At my barn it is the owner's responsibility to blanket/unblanket. That being said, it is nearly impossible for me to get out there everyday. I put Dancer's blanket on the first time but my BO will take it off and put it back on as she deems necessary. I'm totally fine with this. Also, from what I've been reading (I'm a new horse owner) Dancer will not freeze his butt off if he does not get blanketed, its just a luxury he has. Usually for our area the lowest we get down to is the maybe the teens. However, this has been a cold winter for us so far and a couple of times we've had horrific winter weather for this area.


----------



## Lonannuniel (Jun 13, 2008)

my stables offers blanketing services for 1 blanket only - any extra blankets are 1 $ each day it is in use. 
so, in the summer, if you want the workers to put a rain sheet one in rainy weather, and a fly sheet on when it's nice, one of those blankets will cost you each time it is in use.
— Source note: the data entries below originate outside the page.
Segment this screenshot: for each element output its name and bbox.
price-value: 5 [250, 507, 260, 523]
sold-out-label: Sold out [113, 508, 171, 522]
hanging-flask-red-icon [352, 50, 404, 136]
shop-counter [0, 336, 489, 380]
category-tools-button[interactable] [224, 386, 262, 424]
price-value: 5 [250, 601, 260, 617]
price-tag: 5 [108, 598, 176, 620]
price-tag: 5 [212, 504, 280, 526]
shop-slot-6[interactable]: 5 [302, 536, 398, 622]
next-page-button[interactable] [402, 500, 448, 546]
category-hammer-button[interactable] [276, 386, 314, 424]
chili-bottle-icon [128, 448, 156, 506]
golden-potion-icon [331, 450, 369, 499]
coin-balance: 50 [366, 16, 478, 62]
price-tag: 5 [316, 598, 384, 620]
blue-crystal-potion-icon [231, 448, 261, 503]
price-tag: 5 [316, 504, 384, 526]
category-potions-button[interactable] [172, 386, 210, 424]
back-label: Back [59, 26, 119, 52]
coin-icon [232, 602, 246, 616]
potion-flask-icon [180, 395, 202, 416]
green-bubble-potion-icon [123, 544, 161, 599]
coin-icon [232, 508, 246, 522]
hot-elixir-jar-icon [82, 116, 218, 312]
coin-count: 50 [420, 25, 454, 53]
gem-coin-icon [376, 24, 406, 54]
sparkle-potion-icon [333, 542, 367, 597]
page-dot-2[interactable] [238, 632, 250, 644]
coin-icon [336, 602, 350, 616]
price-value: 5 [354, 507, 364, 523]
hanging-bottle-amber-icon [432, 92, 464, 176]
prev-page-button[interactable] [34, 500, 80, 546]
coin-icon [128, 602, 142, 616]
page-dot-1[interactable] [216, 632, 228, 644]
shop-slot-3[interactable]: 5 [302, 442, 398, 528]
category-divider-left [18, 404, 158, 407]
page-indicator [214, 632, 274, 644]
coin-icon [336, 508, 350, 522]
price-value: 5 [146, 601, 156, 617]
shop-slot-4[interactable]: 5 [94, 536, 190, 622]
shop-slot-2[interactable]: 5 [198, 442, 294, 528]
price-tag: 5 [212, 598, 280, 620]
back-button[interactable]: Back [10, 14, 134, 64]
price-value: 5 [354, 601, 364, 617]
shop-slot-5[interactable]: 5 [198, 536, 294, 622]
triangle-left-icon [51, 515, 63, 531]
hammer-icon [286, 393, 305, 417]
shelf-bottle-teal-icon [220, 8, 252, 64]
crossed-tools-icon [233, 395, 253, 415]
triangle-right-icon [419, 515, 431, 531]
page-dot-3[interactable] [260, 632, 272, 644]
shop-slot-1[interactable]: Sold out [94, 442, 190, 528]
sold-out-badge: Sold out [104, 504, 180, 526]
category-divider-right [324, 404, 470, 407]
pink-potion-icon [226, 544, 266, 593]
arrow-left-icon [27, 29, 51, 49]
Also, extras cost a dollar a day, if you want your horse to have a shoulder guard under the blanket, its an extra dollar.


----------



## fuadteagan (Jun 10, 2010)

we have it included our barn is amazing
we have no rules 
my barn is amazing i love it every day they get the horses blankets on at night cause it is chilly in the barn in the morning they turn them out , they bring in any horses that need to be for lunch then they bring some in for like other reasons and stuff then they bring them in at night , all included plus the customize alot of stuff they have lots of stuff they do for the feed like electroylights at least like 20 different types


----------